We love because he first loved us. 20 Whoever claims to love God yet hates a brother or sister is a liar. For whoever does not love their brother and sister, whom they have seen, cannot love God, whom they have not seen. 21 And he has given us this command: Anyone who loves God must also love their brother and sister. I John 4:7-8 NIV

I’ve had recurring dreams on separate nights. This time I asked God if there was any significance to the dream. It is 3:23 am and I was nudged to the computer to capture what I felt like God was saying.   I am an old man and God speaks to old men by dreaming dreams.

The First Dream

I was counseling a couple who were getting married. They were both in love with one another. In the first dream they were making a decision about where to get married. The girl had her dream picture of what she wanted. The place became unavailable and she pouted. Finally the young man spoke up and declared that he never wanted to get married like this….I know this sounds like a Hallmark movie theme…but it was the dream. The sad part of the dream was the couple were so offended by the conversation that they turned and walked away without reconciling. They did not have the capacity or tools to work through a disagreement or argument.

The Second Dream

The couple came back together and were within a few weeks of the marriage. Another disagreement arose about the wedding. The couple were trying to resolve it. We left the wedding venue to go to a room to finish the conversation. The young man was talking more and determined to pursue his bride. The bride was willing to stay in the conversation.  In the dream I was asking the Lord how to help this couple. Half awake and half still dreaming I felt like God gave me two steps for tools. This was a way for people to work through  disagreements. 

The Tools

* This is not a “thus saith the Lord’ answer to conflict. This is one way in which to stay engaged to find a resolve. Asking God to help you see the other person, so that you both can move forward.

I asked the couple to turn back to back and then tell me what the other person looked like at the moment. They looked at me and said, “we can’t do this”. Why? “Because we can’t see their faces.” Much of the argument’s problem was the hidden, undisclosed thoughts about “why” the issue was important to them. When the “why” was revealed or uncovered, they could move to the second part. Both need to reveal their “why’s”.

The second part was to make a choice together. I had a bag of three apples, but they could only choose one to share together. They worked through how they would make their decision and finally chose one apple. They were practicing sharing “why” and learning to  prefer one another. A healthy resolution to conflict will include an agreed upon choice.

The pattern was simple. Pursue understanding the why something was important. Then learn to prefer to one another to make a choice to move forward.

The Broader Interpretation

Young couples do indeed need to learn how “love for one another” to work through their disagreements. Having a disagreement is not a bad thing. When iron sharpens iron sparks fly. What happens if the two pieces no longer touch each other? We have a society unwilling to stay together to find their resolution.  We need to teach how forgiveness and sacrifice are key ingredients to nurture loving relationships.

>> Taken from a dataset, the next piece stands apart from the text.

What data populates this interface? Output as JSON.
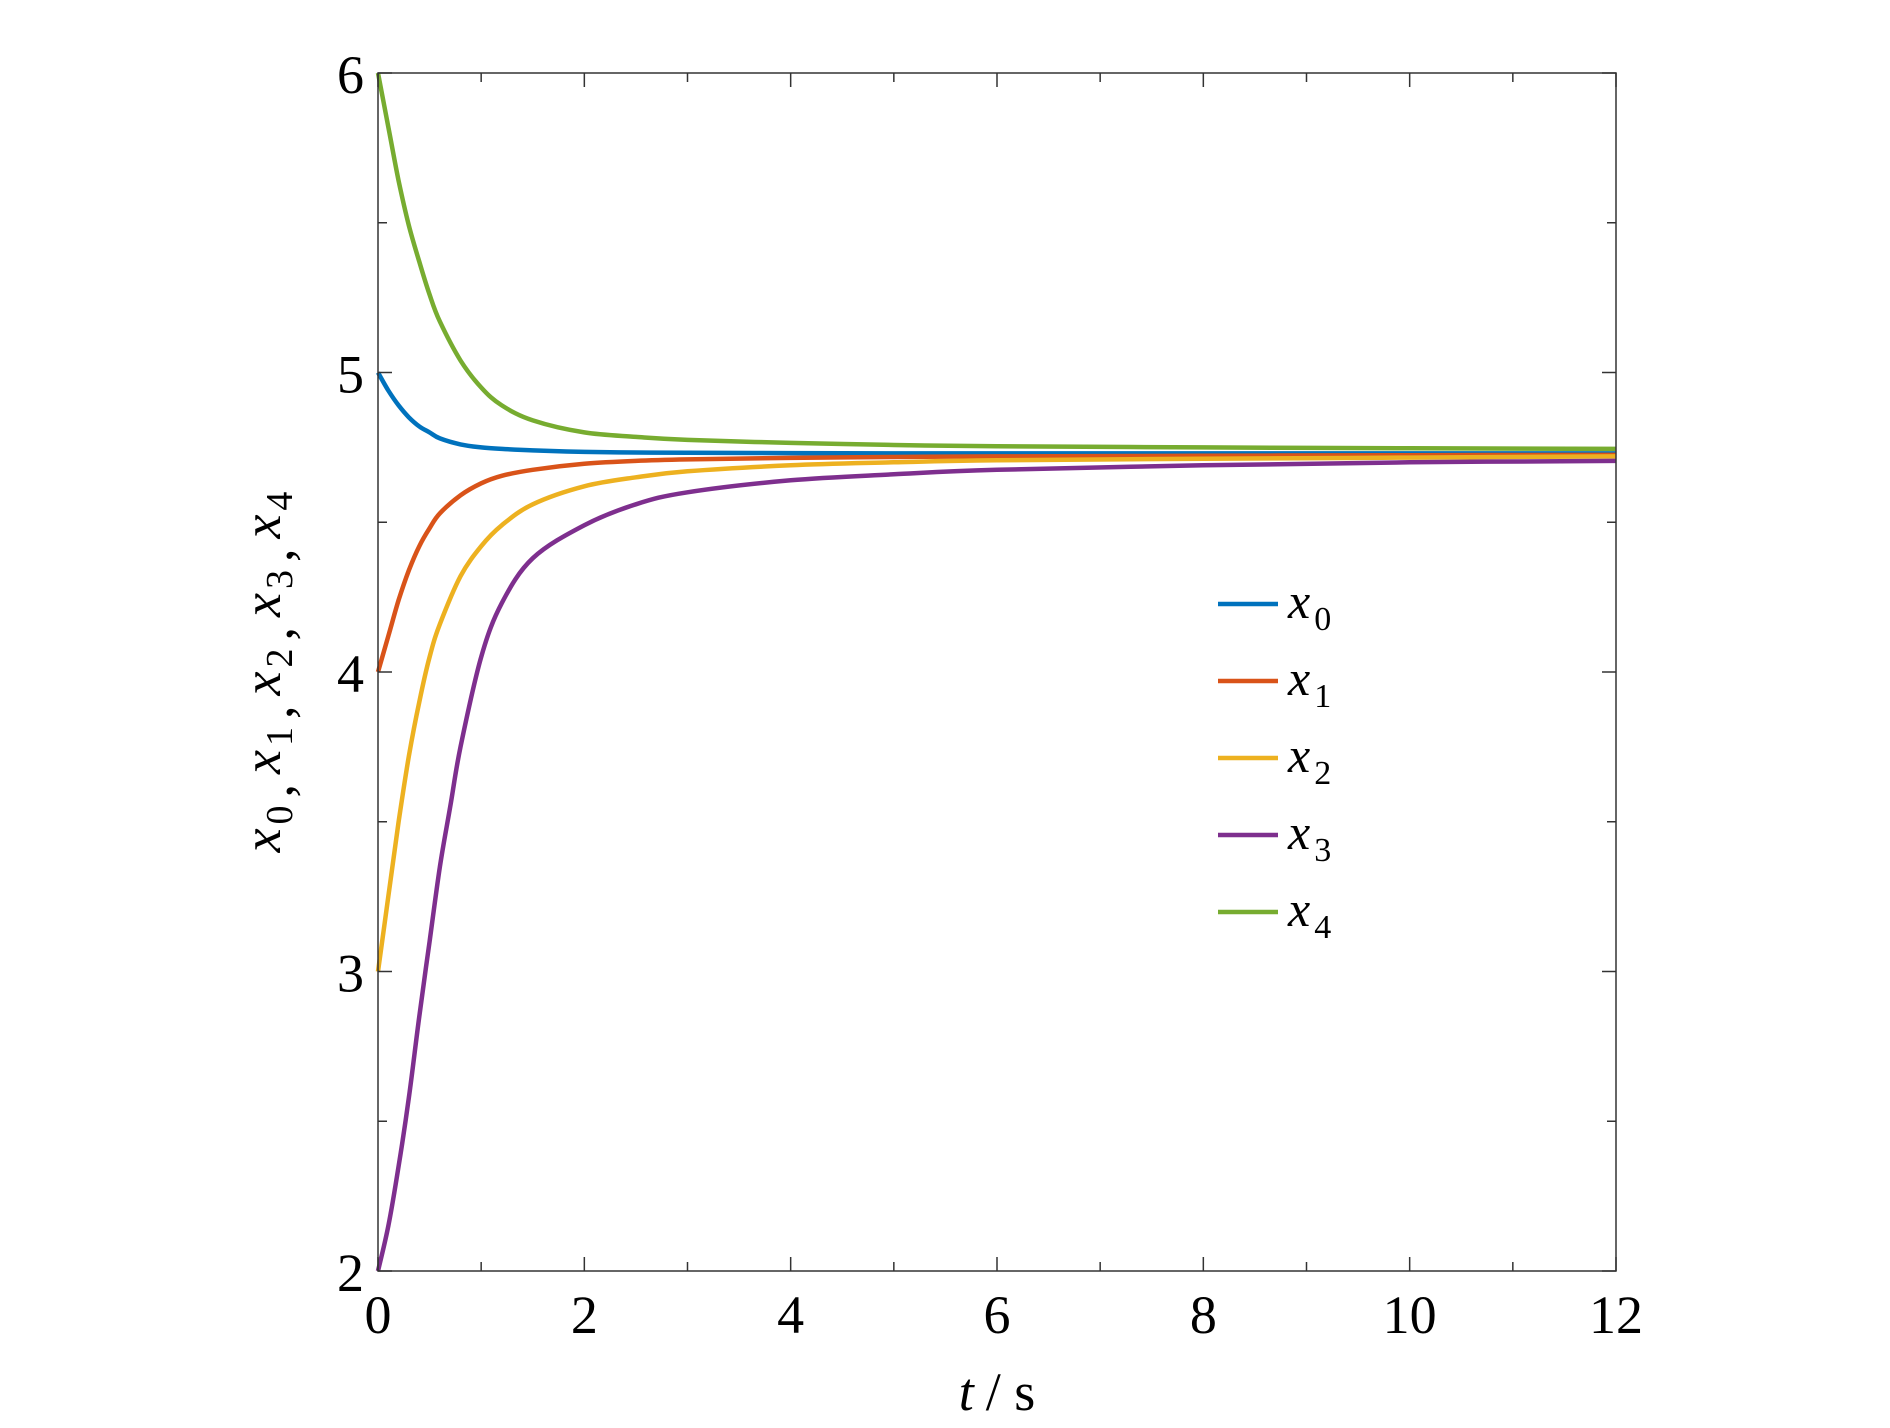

The Apostle John states that when we fail to love our brother or sister we are liars. Love stays in the relationship for resolve. Our lives, our bodies are like conduits for the love of God. A cap on either end causes staleness or emptiness. Staleness occurs when we keep trying to receive God’s love, but do not allow it to continue to flow to others that we encounter. Dryness comes when we stop receiving God’s love and forgiveness for our own needs. We have very little to offer others when we don’t let God’s love for us into our lives.

The Prayer

Dear Jesus, forgive us for unresolved conflict. Help us! Teach us how to truly love and forgive our brothers and sisters. Help us to stay facing one another to work through our hurts and disappointments. Help us to demonstrate a love that is living and active toward one another.

Dear Jesus, help married couples. Bring hope to let them experience the joy of extending and receiving love for each other. So many have shared hurtful words and endured selfish actions. Please God help these couples on this day to lean toward one another instead of turning away.

Dear Jesus, we are all broken and in need of your help. Let us learn to follow the leading of your Holy Spirit to give us the tools and determination to resolve conflict.

Dear Jesus, I speak peace over troubled hearts. We need…Forgiveness instead of revenge. Calm thoughts instead of escalating restitution. Clasping of hands instead of the closing of fists. Soft answers to turn away wrath expressed in getting the other person back. Speak blessing instead of cursing and judging. Love for one another instead of the suffocation of hatred. 

Dear Jesus, help us to love another. God loved us when we were unlovable. Since we all do unlovable things, that does not disqualify us from being worthy of love. Help us to love our spouse, our children, our coworker, our family, our neighbors, those who have offended us, and those who we think are in need. Help us to speak blessing instead of curse for curse.

It’s now 5:00 am. My prayer for you is that God would allow hope to rise in your heart. Every argument and disagreement may not be resolved, but love covers a multitude of sins. May God help you to reconcile with your spouse, your child, or your neighbor. He cares about your hurt and wants you to experience healing and wholeness. Anyone who loves God, must also love his brother and sister.